Advanced Stitches Project Complete
Posted by Claire on May 20 2011, in Sewing for Children, Smocking
I’ve been struggling to hack down the UFO pile that’s been teetering and tottering on the corner of my sewing table. Slowly, slowly, progress is being made.
This angel-sleeved bishop is one of those UFOs that I finished this past weekend and I’m happy with the results. I made it as my final project for my Advanced Stitches correspondence course that I blogged about last fall.
They give you a year to complete all of the units; it took me 13 months, which isn’t bad. Although, funny girl that I am, I had announced plans to have my final project finished by January. Hah!
I have already decided to enroll in another distance education course because I found I learned tons of new info from the class. One of the reasons I struggled for a while with this project because, as usual, I’d had grand ambitions and at times getting the reality to align with my grand plans wasn’t always easy. But that too was a learning experience and overall, I’m satisfied with the final results.
Let’s talk about the dress and not my poor time management skills, shall we?
The fabric was an ecru poly-cotton with all-over embroidered blue dot and scalloped edge. I’d planned an entirely colour palette but when I discovered this fabric at Lens Mills, I thought it was too cute to pass up.
The pattern I used for this dress was an older (1980s) bishop pattern that Nancy, my instructor, provided as part of the course. Nice little pattern but much less full than the bishops I’m used to smocking. That small stylistic difference wouldn’t have been an issue if I was smocking a traditional geometric bishop design: something with lots of waves or trellises. If I was making the dress again, or use the bishop pattern again, I will add width to the front and back pieces, so that they’re fuller. I think that this amount of fabric would have been perfect for a heavier fabric like a quilting cotton or even a fine corduroy but the poly-cotton I used was quite light and as a result, the pleats were quite widely spaced along the bottom row of the bishop. This, coupled with the embroidered dots, made getting my wheat-stitch ovals even and symmetrical difficult along the bottom. Of course, my wonkiest one is right at CF. Murphy’s law. But since it was a learning piece, I decided to leave it as was. I may yet rip it out but for now, I’m OK with it.

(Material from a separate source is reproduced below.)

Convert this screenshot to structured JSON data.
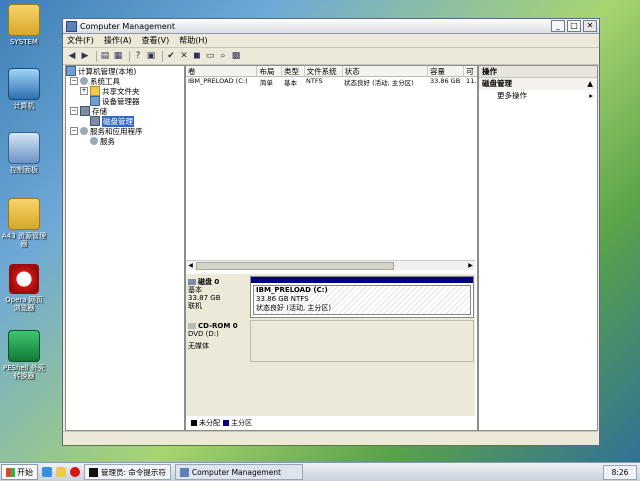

I used a lot of unusual stitches in the execution of this plate: closed herringbone, wheat stitch, raised cable and cable. For the embroidery, I stitched bullion roses, detached chain leaves and bullion-wrapped buds. Gotta say, I do like my bullion flowers.
Aren’t they pretty? I wasn’t planning on the limited blue palette when I started the dress. I had a nice selection of pinks and soft greens all lined up to go along with the blues. But as I started smocking, I found I liked the restrained colours. They remind me a little of delft pottery, with their soft, muted tones.
I closed the back of the dress with seven vintage blue buttons. These were new old stock that I literally unearthed from Nova. None of the blue buttons they had were quite right. Too green. Too blue. Too grey. Too big. Not right. I was getting desperate so I got down on my hands and knees and started pulling out all the old boxes of buttons that they have scattered throughout the shop. I finally found the perfect buttons. I had to blow the dust off the big box before pulling them out but I’m glad I found them. Price on the individual card? $0.30. Guess they’d been there a while. 🙂
I also would have changed how I tackled attaching the neck binding. I was taught to start at the top of the plate and work down. In this case, that meant working a row of chain stitch in dark blue along row 1. Since then, a friend suggested waiting to stitch the upper row of smocking until after the binding has been sewn down. This eliminates a lot of the rip and fiddle that occurs when putting on a binding because you can make sure the stitches are perfectly spaced below the neck. I got mine on pretty evenly, but in the future, I’m going to try her suggestion and see if it streamlines the process.
Finally, I do love my hem treatment. I utilized the scalloped edge of the fabric for both the sleeves and the lower hem. Hey, anything to save me from turning up a hem!
Then I added three rows of 1/4″ tucks. Each tuck is made along one of the rows of embroidered dots, so the three rows of tucks are all identical. It’s a tiny thing but it makes me happy.